The second exception is that we are to forgo using the prospective budget surplus for tax cuts or expenditure increases (other than those proposed by the president) “until we have a solution to the long-term financing challenge facing Social Security.” It is here that we have the greatest need for more explanation.

The formulation offered gives rise to the ridiculous table showing, for years beginning in 1999, an excess of receipts over outlays, exactly balanced by an item called Reserve Pending Social Security Reform, and a resulting surplus/deficit that is exactly zero. By that logic we had a zero deficit every year for the past 30 years, except that the “reserve” was negative.

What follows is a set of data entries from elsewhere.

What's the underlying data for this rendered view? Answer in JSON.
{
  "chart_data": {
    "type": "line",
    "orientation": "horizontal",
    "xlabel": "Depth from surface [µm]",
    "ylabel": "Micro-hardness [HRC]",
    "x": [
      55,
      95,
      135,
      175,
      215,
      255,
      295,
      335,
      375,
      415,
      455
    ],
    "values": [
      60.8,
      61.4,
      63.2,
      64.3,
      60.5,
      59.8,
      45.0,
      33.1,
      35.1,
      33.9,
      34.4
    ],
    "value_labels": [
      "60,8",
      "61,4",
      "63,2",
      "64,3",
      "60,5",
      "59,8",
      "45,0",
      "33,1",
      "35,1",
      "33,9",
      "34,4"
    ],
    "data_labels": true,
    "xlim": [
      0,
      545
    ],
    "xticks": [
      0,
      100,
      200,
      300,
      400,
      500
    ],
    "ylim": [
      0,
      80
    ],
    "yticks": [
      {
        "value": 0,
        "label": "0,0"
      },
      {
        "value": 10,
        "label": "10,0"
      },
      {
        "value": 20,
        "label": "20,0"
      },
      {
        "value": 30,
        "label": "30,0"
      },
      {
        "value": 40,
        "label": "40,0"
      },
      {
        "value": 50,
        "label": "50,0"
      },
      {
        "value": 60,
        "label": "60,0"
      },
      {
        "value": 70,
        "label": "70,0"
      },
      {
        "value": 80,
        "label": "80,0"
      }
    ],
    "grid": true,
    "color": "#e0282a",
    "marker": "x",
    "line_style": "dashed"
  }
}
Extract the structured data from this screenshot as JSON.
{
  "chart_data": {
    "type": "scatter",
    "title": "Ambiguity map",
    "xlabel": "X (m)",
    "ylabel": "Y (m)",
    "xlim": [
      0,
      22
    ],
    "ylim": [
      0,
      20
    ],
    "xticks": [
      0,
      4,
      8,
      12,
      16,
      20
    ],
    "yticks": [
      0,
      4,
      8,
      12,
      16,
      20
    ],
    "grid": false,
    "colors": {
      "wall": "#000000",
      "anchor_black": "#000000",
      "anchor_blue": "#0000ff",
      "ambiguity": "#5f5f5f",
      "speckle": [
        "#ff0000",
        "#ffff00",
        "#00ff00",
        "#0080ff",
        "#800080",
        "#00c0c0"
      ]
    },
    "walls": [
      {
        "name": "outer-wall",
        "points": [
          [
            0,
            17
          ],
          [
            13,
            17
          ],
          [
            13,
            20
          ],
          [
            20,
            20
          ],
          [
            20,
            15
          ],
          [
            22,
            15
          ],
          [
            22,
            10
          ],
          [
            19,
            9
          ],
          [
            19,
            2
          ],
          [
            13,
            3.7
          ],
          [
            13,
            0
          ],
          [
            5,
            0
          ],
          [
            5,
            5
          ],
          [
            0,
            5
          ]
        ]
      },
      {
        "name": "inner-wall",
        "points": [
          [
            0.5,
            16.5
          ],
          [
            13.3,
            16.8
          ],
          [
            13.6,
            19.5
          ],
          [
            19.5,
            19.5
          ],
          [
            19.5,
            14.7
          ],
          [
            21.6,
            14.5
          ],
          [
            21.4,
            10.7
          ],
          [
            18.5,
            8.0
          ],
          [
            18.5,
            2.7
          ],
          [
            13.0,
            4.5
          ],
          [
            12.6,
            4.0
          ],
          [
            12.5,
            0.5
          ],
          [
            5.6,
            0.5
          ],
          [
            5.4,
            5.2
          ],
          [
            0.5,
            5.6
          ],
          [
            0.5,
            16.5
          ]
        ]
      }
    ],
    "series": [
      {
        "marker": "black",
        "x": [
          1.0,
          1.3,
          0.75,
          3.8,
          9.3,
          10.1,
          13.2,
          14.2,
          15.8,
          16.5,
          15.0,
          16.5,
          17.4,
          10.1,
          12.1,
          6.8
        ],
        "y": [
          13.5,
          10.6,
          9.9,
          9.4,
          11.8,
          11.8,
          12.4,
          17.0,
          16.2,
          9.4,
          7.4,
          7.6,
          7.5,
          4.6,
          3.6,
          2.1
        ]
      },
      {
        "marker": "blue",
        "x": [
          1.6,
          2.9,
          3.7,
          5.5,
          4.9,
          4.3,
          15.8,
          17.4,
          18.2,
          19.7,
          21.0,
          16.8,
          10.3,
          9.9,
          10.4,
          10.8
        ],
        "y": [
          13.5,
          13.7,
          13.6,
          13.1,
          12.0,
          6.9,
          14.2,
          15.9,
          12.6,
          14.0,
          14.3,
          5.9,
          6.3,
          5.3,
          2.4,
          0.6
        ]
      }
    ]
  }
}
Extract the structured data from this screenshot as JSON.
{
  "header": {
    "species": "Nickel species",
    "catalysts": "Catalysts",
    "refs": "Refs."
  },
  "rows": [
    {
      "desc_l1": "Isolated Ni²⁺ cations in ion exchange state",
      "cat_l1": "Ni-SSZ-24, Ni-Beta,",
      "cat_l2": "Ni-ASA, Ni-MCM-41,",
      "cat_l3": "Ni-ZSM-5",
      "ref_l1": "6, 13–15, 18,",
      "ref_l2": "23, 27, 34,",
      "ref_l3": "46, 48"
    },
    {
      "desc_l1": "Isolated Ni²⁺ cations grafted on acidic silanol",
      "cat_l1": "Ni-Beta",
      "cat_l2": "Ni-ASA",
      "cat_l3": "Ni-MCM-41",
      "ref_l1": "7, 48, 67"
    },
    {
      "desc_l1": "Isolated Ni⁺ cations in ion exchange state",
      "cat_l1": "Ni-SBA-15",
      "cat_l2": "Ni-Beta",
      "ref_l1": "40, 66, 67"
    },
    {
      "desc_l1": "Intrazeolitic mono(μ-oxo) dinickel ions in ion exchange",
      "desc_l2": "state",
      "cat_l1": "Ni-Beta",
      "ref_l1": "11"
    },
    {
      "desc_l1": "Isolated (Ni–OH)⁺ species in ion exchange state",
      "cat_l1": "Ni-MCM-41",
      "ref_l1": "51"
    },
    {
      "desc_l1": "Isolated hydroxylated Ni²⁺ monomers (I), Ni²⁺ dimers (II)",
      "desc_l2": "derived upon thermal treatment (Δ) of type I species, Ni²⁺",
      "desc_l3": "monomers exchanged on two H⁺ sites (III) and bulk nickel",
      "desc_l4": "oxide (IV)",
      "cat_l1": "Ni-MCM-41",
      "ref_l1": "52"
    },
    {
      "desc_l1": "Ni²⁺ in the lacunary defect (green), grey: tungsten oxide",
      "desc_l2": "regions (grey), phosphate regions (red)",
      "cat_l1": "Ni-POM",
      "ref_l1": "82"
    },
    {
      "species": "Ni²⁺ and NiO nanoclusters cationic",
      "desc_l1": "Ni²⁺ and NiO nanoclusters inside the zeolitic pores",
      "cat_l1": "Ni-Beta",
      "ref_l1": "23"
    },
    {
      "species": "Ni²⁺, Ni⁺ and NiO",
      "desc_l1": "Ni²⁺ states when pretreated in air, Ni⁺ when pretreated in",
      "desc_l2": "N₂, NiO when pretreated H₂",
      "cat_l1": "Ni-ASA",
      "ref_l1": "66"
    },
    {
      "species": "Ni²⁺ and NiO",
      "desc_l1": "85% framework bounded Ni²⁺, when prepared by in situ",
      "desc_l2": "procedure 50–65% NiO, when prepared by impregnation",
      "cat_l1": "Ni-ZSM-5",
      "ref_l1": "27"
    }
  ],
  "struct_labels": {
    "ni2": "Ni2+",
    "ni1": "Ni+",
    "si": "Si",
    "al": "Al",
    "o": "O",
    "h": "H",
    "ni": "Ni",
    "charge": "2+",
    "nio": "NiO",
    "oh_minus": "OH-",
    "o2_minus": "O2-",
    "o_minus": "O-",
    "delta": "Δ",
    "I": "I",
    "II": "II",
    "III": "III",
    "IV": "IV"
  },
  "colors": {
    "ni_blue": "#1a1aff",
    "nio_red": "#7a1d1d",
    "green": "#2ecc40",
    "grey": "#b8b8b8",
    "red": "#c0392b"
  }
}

Moreover, the little word “until” contains a number of ambiguities. Some have interpreted it as meaning that the surplus would be used to solve the financial problems of Social Security. That has now been denied by the Office of Management and Budget. Which leaves open the question of the president’s intention for the use of the surplus after some other solution, such as cutting Social Security benefits or raising payroll taxes, has been found. Would we then be free to spend whatever surplus there is in the unified budget? Or would we still want to apply some of that surplus to reducing the federal debt accumulated during the 30 years of deficits? Could we start spending it even if the discovered solution for Social Security’s long-run problem didn’t start to have a financial impact for another 20 years? In other words, is the “reserved” surplus to be part of any long-term fiscal program or only a carrot to be used to induce a solution to Social Security, after which the carrot can be eaten?

I raise these questions not to disagree with what may be the president’s program but to illustrate the inadequacy of the budget as an explanation of it.

When I told a friend of my problems with the budget as an explanatory document, he replied, “But you’re the only person who reads it.” That may be true. But 15,000 copies were printed.